前面我们介绍了一种字符编码方式【如何训练一个中英翻译模型】LSTM机器翻译seq2seq字符编码（一）
这种方式是对一个一个字符编码，丢失了很多信息比如“机器学习训练”，会被编码为“机”，“器”，“学”，“习”，“训”，“练”，单独一个字符，丢失了关联性。对于英文句子，比如：Let’s do tokenization！，基于字符分割如下图：
在这里插入图片描述当然，我们也可以基于其它类型进行分割，比如说基于空格，或者基于punctuation

但这种分割方式分割不了beginning，应该beginning是由begin跟后缀ning组成的，再比如annoyingly实际可分割为annoying加上后缀ly。

再比如想将“机器学习训练”分割为“机器/学习/训练”，那么该怎么办呢，这里可以用谷歌开源的工具sentencepiece（当然了，github仓库说明了这不是 Google 官方产品），接下来我们来看看怎么安装使用。

建议可以先把：如何训练一个中英翻译模型这个栏目的文章看一看，对于理解LLM是会有所帮助的，因为在transformer还未诞生之前可谓是LSTM（RNN）的天下，后人思想受前人思想的启发，提前了解收货会更大。

1）仓库代码：

github：sentencepiece

2）SentencePiece介绍：
SentencePiece 是一种无监督文本分词器和去分词器，主要用于基于神经网络的文本生成系统，其中词汇量大小在神经模型训练之前预先确定。 SentencePiece 通过扩展原始句子的直接训练来实现子词单元（例如，字节对编码 (BPE) (byte-pair-encoding (BPE) [ Sennrich et al.])）和一元语言模型(unigram language model Kudo.)）。 SentencePiece 允许我们制作一个纯粹的端到端系统，不依赖于特定于语言的预处理/后处理。

二、安装

ubuntu安装依赖

sudo apt-get install cmake build-essential pkg-config libgoogle-perftools-dev

安装sentencepiece
1）命令安装（超级推荐）

# 用于训练的
sudo apt install sentencepiece -y
# 用于python推理调用的
pip3 install sentencepiece

2）除此之外，还可以选择编译安装：

% git clone https://github.com/google/sentencepiece.git 
% cd sentencepiece
% mkdir build
% cd build
% cmake ..
% make -j $(nproc)
% sudo make install
% sudo ldconfig -v

3）或者vcpkg编译安装

git clone https://github.com/Microsoft/vcpkg.git
cd vcpkg
./bootstrap-vcpkg.sh
./vcpkg integrate install
./vcpkg install sentencepiece

安装好了之后就可开始尝试进行训练一个模型了。

三、自己训练一个tokenizer

用于训练的txt文件自己去找一个即可，我这边找的是斗破某陆小说。

这里要注意XXX.txt文本的编码格式，建议采用utf-8格式，对于windows下的ANSI，ubuntu下打开会乱码，且训练出来的模型是会有问题，所以先打开XXX.txt看看文本是不是乱码的。
乱码是真的乱，如下：
在这里插入图片描述确保XXX.txt文件没问题了，那么就可以进行训练了
在命令窗口输入以下命令：

spm_train --input=dpcq.txt -model_prefix=./tokenizer

–input：输入的txt文件，这里的文件是dpcq.txt
-model_prefix：模型输出路径与名称，这里的名称是tokenizer
训练完成可以看到以下两个文件：
在这里插入图片描述
tokenizer.model：是训练出来的模型
tokenizer.vocab：为所分割的词汇，这个文件可以打开来看看：

四、模型运行

训练出来的模型，我们来跑跑看效果怎样：

from sentencepiece import SentencePieceProcessor
model_path = "tokenizer.model"
sp_model = SentencePieceProcessor(model_file=model_path)
mm = sp_model.EncodeAsPieces("虽说这些年大陆之上已是没有了他的身影，但那传说，却依然是口口相传，炎帝之名，响彻着斗气大陆的每一个角落。
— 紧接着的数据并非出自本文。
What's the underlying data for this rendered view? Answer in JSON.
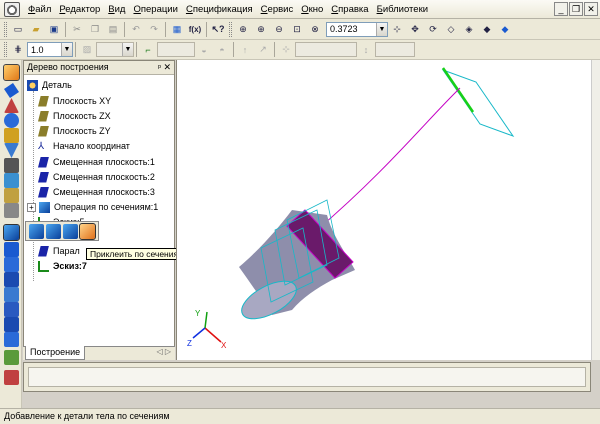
{
  "menu": {
    "items": [
      {
        "label": "Файл",
        "key": "Ф",
        "rest": "айл"
      },
      {
        "label": "Редактор",
        "key": "Р",
        "rest": "едактор"
      },
      {
        "label": "Вид",
        "key": "В",
        "rest": "ид"
      },
      {
        "label": "Операции",
        "key": "О",
        "rest": "перации"
      },
      {
        "label": "Спецификация",
        "key": "С",
        "rest": "пецификация"
      },
      {
        "label": "Сервис",
        "key": "С",
        "rest": "ервис"
      },
      {
        "label": "Окно",
        "key": "О",
        "rest": "кно"
      },
      {
        "label": "Справка",
        "key": "С",
        "rest": "правка"
      },
      {
        "label": "Библиотеки",
        "key": "Б",
        "rest": "иблиотеки"
      }
    ]
  },
  "toolbar": {
    "zoom_value": "0.3723",
    "step_value": "1.0"
  },
  "tree": {
    "title": "Дерево построения",
    "root": "Деталь",
    "items": [
      {
        "label": "Плоскость XY",
        "icon": "plane"
      },
      {
        "label": "Плоскость ZX",
        "icon": "plane"
      },
      {
        "label": "Плоскость ZY",
        "icon": "plane"
      },
      {
        "label": "Начало координат",
        "icon": "origin"
      },
      {
        "label": "Смещенная плоскость:1",
        "icon": "offset-plane"
      },
      {
        "label": "Смещенная плоскость:2",
        "icon": "offset-plane"
      },
      {
        "label": "Смещенная плоскость:3",
        "icon": "offset-plane"
      },
      {
        "label": "Операция по сечениям:1",
        "icon": "loft"
      },
      {
        "label": "Эскиз:5",
        "icon": "sketch"
      },
      {
        "label": "Парал",
        "icon": "offset-plane"
      },
      {
        "label": "Эскиз:7",
        "icon": "sketch"
      }
    ],
    "tab_label": "Построение"
  },
  "tooltip": "Приклеить по сечениям",
  "status": "Добавление к детали тела по сечениям",
  "axes": {
    "x": "X",
    "y": "Y",
    "z": "Z"
  },
  "colors": {
    "accent": "#0a3f9a",
    "path": "#c400c4",
    "section": "#18b8c8",
    "body": "#8a8aa6",
    "axis_x": "#e01010",
    "axis_y": "#10a010",
    "axis_z": "#1030e0"
  }
}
")
print(mm)

在这里插入图片描述

五、拓展

有了上面的基础了，这里我们来进行一个拓展，这个拓展是基于llama2模型的。
github链接：

llama2.c

先git下来

git clone https://github.com/karpathy/llama2.c.git

下载后要训练自己的模型，命令如下：

# 下载数据集
python tinystories.py download
# 数据集标记化处理
python tinystories.py pretokenize
# 训练
python train.py

我们这里主要是来看tokenize，python tinystories.py pretokenize这个命令是调用了tokenizer.py，我们来看相应的代码：

# Taken from llama code and lightly modified
# Copyright (c) Meta Platforms, Inc. and affiliates.
# This software may be used and distributed according to the terms of the Llama 2 Community License Agreement.

import os
from logging import getLogger
from typing import List

from sentencepiece import SentencePieceProcessor

TOKENIZER_MODEL = "tokenizer.model" # the llama sentencepiece tokenizer model
TOKENIZER_BIN = "tokenizer.bin" # binary version of the tokenizer for inference in C

class Tokenizer:
    def __init__(self):
        model_path = TOKENIZER_MODEL
        assert os.path.isfile(model_path), model_path
        self.sp_model = SentencePieceProcessor(model_file=model_path)
        #print(f"Loaded SentencePiece model from {model_path}")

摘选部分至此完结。